Description du tableau March, Levitan, 1895

Description du tableau March, Levitan, 1895

Mars - Lévitan. 60x75

Le grand peintre paysagiste russe n'aimait pas l'hiver. C'est à cette époque que la nature russe a explosé dans une débauche de couleurs et des milliers de combinaisons de nuances et de demi-teintes de toutes sortes. Peut-être la seule exception est ce travail. Certes, au sens plein, ce paysage ne peut pas s'appeler hiver; tout autour de nous laisse présager un début de printemps.

La province de Tver est un lieu de prédilection du maître. Et ici, le spectateur est présenté avec l'arrière-cour d'un domaine de campagne. Ayant arrêté sa charrette tirée par un cheval maigre, le paysan est parti discuter avec le maître de la prochaine saison de travail. Et le vieux cheval, réjoui du premier soleil timide, se tient immobile, effrayé d'effrayer ce rare moment de repos.

Le printemps dans l'image n'est pratiquement pas entré en vigueur. La neige lourde et légèrement fondue repose sur un tapis épais. Seul le chapeau de neige sur le toit du porche arrière est prêt à tomber et à s'effriter. Si les jeunes bouleaux sont éclairés par le soleil brillant, alors les pins sombres restent à l'ombre, comme s'ils ne voulaient pas céder la place à la chaleur entrante si tôt.

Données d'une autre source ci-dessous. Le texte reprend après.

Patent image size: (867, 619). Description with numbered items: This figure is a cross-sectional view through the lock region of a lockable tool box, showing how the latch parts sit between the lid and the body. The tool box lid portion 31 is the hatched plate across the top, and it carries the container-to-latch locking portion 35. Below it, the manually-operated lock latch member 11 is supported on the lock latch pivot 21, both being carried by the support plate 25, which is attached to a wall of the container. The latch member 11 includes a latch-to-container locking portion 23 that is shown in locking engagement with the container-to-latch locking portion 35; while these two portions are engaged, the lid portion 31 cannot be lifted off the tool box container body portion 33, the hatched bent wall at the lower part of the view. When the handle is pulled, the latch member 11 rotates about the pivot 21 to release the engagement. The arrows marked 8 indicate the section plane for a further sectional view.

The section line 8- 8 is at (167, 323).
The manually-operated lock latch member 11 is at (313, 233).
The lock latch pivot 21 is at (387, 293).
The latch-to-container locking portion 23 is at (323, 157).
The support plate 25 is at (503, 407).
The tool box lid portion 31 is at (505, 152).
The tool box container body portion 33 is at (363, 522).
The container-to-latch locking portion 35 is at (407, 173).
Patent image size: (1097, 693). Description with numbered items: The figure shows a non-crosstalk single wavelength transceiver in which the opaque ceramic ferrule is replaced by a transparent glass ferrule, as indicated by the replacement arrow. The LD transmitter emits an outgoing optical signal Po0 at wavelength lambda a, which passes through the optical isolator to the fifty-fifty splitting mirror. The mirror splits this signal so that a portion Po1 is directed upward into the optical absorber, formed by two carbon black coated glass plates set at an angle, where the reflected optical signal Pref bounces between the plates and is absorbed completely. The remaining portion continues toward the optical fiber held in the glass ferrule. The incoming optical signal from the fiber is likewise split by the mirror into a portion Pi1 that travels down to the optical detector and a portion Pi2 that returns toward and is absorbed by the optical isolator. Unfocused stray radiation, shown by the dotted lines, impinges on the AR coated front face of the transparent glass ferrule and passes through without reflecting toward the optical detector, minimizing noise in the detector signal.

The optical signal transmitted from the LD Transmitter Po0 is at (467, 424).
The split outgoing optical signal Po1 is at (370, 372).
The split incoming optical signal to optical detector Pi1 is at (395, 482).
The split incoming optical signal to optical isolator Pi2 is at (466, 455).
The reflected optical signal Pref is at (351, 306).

Mais le printemps ne se cache pas. Un ciel impeccablement clair le dégage, des ombres bleues dans la neige, un nichoir au sommet d'un bouleau est prêt à accepter une famille d'oiseaux amusante et bruyante.

Les routes se sont presque débarrassées de la neige. La couleur ocre du chemin de frappe exposé crée également un esprit complètement printanier et élevé, et le mur baigné de soleil du manoir en bois semble absorber avec impatience la chaleur, aspirant à la lumière pour un long hiver. La piste des pistes qui s'enfuient dans la forêt ressemble à l'histoire d'une fille des neiges se cachant du formidable Yaril-Sun.

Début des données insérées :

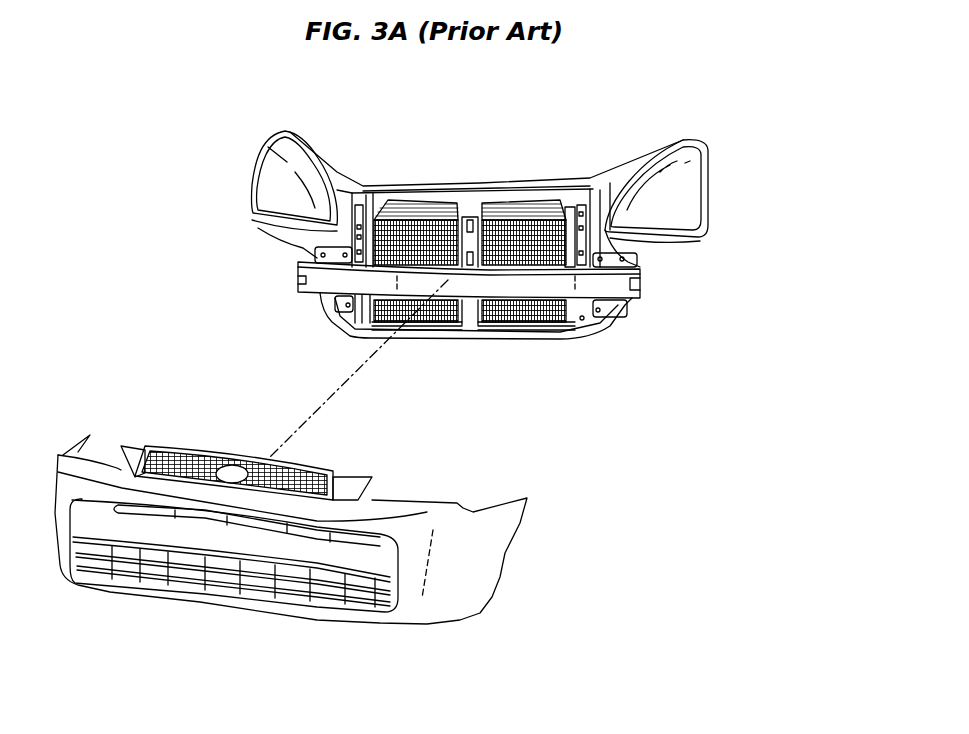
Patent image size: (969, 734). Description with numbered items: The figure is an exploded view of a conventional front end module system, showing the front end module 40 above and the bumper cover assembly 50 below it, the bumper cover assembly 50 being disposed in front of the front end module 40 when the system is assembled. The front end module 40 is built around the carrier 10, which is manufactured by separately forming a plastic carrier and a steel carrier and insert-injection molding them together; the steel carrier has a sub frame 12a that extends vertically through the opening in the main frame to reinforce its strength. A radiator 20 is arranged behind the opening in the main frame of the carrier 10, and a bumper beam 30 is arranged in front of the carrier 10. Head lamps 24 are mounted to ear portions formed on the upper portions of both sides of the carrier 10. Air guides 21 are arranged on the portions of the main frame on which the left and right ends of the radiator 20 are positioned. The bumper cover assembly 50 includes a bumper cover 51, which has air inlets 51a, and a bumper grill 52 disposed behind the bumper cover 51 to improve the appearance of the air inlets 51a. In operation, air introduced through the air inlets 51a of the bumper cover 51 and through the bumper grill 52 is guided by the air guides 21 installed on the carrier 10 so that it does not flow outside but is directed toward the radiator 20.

The carrier 10 is at (385, 190).
The sub frame 12a is at (470, 215).
The air guides 21 is at (355, 232).
The head lamps 24 is at (705, 175).
The front end module 40 is at (314, 327).
The radiator 20 is at (443, 310).
The bumper beam 30 is at (535, 290).
The bumper cover assembly 50 is at (331, 527).
The bumper cover 51 is at (478, 572).
The air inlets 51a is at (207, 567).
The bumper grill 52 is at (195, 452).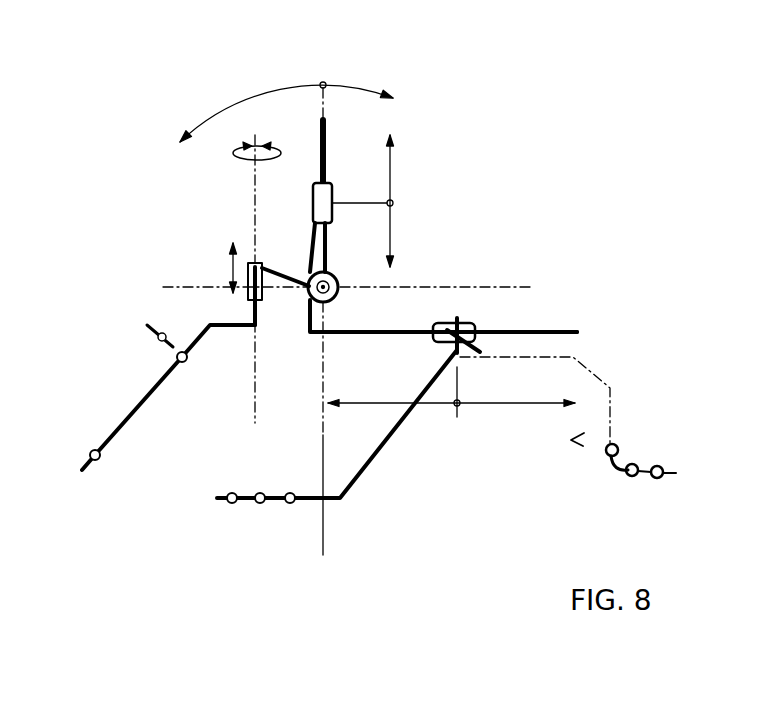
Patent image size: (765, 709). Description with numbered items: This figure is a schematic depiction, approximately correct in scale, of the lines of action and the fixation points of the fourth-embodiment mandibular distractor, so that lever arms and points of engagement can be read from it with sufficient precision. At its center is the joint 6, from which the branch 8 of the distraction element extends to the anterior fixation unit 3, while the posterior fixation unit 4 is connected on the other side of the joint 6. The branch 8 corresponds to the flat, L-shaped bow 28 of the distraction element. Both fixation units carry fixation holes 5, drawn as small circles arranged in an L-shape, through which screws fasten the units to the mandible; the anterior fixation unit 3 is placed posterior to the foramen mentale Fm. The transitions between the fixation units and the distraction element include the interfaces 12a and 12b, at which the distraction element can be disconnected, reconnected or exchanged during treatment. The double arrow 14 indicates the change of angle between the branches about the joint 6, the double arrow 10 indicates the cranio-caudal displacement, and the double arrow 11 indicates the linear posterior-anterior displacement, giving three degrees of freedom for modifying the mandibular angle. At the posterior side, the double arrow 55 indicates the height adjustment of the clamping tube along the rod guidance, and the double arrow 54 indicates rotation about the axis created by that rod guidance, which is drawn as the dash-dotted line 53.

The anterior fixation unit 3 is at (388, 440).
The posterior fixation unit 4 is at (126, 398).
The fixation holes 5 is at (160, 333).
The joint 6 is at (308, 282).
The branch 8 is at (380, 332).
The double arrow 10 is at (392, 172).
The double arrow 11 is at (494, 408).
The interface 12a is at (214, 265).
The interface 12b is at (443, 343).
The double arrow 14 is at (249, 95).
The L-shaped bow 28 is at (537, 332).
The axis 53 is at (253, 210).
The double arrow 54 is at (230, 155).
The double arrow 55 is at (230, 262).
The foramen mentale Fm is at (573, 447).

Tout travail est imprégné d'une atmosphère d'attente impatiente de floraison et de floraison. Éveillé, le printemps transforme lentement mais sûrement tout autour.

On sait que le grand peintre paysagiste a écrit cette œuvre d'une rapidité inhabituelle, en quelques séances seulement. L'auteur fait de son mieux pour rapprocher le début de la chaleur et de la floraison.

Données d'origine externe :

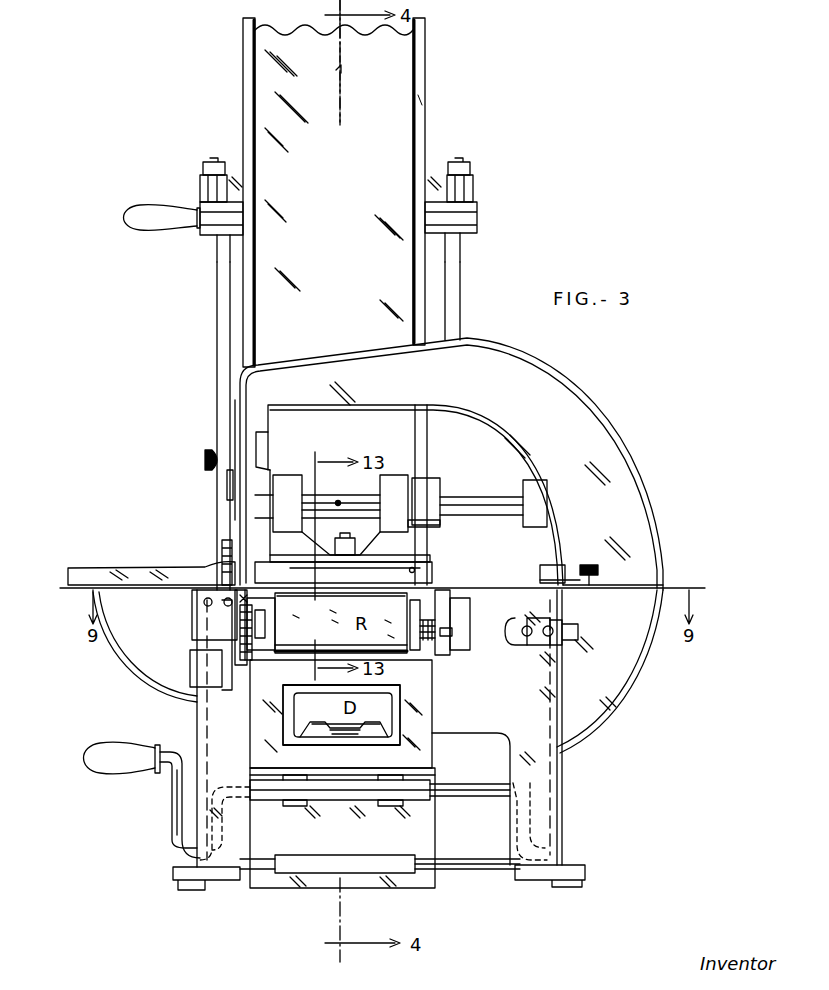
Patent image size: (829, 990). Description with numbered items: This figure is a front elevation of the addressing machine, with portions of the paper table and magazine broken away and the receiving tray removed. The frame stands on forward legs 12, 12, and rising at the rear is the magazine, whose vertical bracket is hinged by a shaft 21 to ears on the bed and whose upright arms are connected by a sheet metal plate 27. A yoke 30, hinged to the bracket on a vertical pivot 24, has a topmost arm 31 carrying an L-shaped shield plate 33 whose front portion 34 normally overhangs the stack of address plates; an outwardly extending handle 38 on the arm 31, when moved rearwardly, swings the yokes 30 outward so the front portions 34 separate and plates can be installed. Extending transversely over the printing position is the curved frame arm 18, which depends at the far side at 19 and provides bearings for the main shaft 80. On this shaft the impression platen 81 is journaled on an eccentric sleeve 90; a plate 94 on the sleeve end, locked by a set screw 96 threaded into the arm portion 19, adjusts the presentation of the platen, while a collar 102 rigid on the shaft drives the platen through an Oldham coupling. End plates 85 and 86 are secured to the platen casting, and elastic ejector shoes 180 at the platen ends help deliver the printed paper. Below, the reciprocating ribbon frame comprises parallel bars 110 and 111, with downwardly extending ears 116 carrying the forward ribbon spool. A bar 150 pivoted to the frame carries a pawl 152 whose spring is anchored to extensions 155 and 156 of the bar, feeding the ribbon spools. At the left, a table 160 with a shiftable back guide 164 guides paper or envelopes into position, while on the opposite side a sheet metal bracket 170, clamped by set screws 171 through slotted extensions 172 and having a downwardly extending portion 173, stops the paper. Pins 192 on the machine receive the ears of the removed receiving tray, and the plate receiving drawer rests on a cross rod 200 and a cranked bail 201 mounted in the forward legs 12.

The forward legs 12 is at (379, 740).
The curved frame arm 18 is at (451, 464).
The depending portion of the frame arm 19 is at (240, 413).
The shaft 21 is at (341, 714).
The vertical pivot 24 is at (212, 190).
The sheet metal plate 27 is at (334, 160).
The yokes 30 is at (217, 322).
The topmost arm of yoke 31 is at (228, 238).
The shield plate 33 is at (243, 82).
The front portions of the shields 34 is at (422, 106).
The handle 38 is at (148, 222).
The main shaft 80 is at (495, 497).
The impression platen 81 is at (343, 557).
The end plate 85 is at (275, 476).
The end plate 86 is at (412, 478).
The eccentric sleeve 90 is at (341, 498).
The plate 94 is at (230, 480).
The set screw 96 is at (210, 460).
The collar 102 is at (432, 527).
The parallel bar 110 is at (225, 618).
The parallel bar 111 is at (452, 622).
The downwardly extending ears 116 is at (448, 652).
The bar 150 is at (195, 600).
The pawl 152 is at (248, 668).
The extension of the bar 155 is at (222, 556).
The extension of the bar 156 is at (230, 690).
The table 160 is at (85, 590).
The shiftable back guide 164 is at (118, 568).
The sheet metal bracket 170 is at (552, 565).
The set screws 171 is at (592, 565).
The slotted extensions 172 is at (640, 585).
The downwardly extending portion 173 is at (545, 580).
The elastic strips or shoes 180 is at (414, 570).
The pins 192 is at (578, 632).
The cross rod 200 is at (474, 873).
The cranked bail 201 is at (472, 798).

La combinaison des couleurs vertes, bleues et blanches a créé une coloration unique et joyeuse de l'œuvre. Avant le maître, personne n'a écrit l'hiver comme ça. Par conséquent, ce travail est devenu une source d'inspiration pour toute une génération d'artistes russes. L'auteur a réussi à voir la joie, l'éclat et la gaieté de l'été dans le paysage habituel de mars. En tout, une certaine incomplétude, un euphémisme se fait sentir. Des changements rapides dans la nature, l'apparition de la chaleur créent l'illusion de mouvement dans l'image, si artistiquement véhiculée par l'artiste.


Voir la vidéo: How to create routes with the MAKEPOINT and MAKELINE functions (Décembre 2021).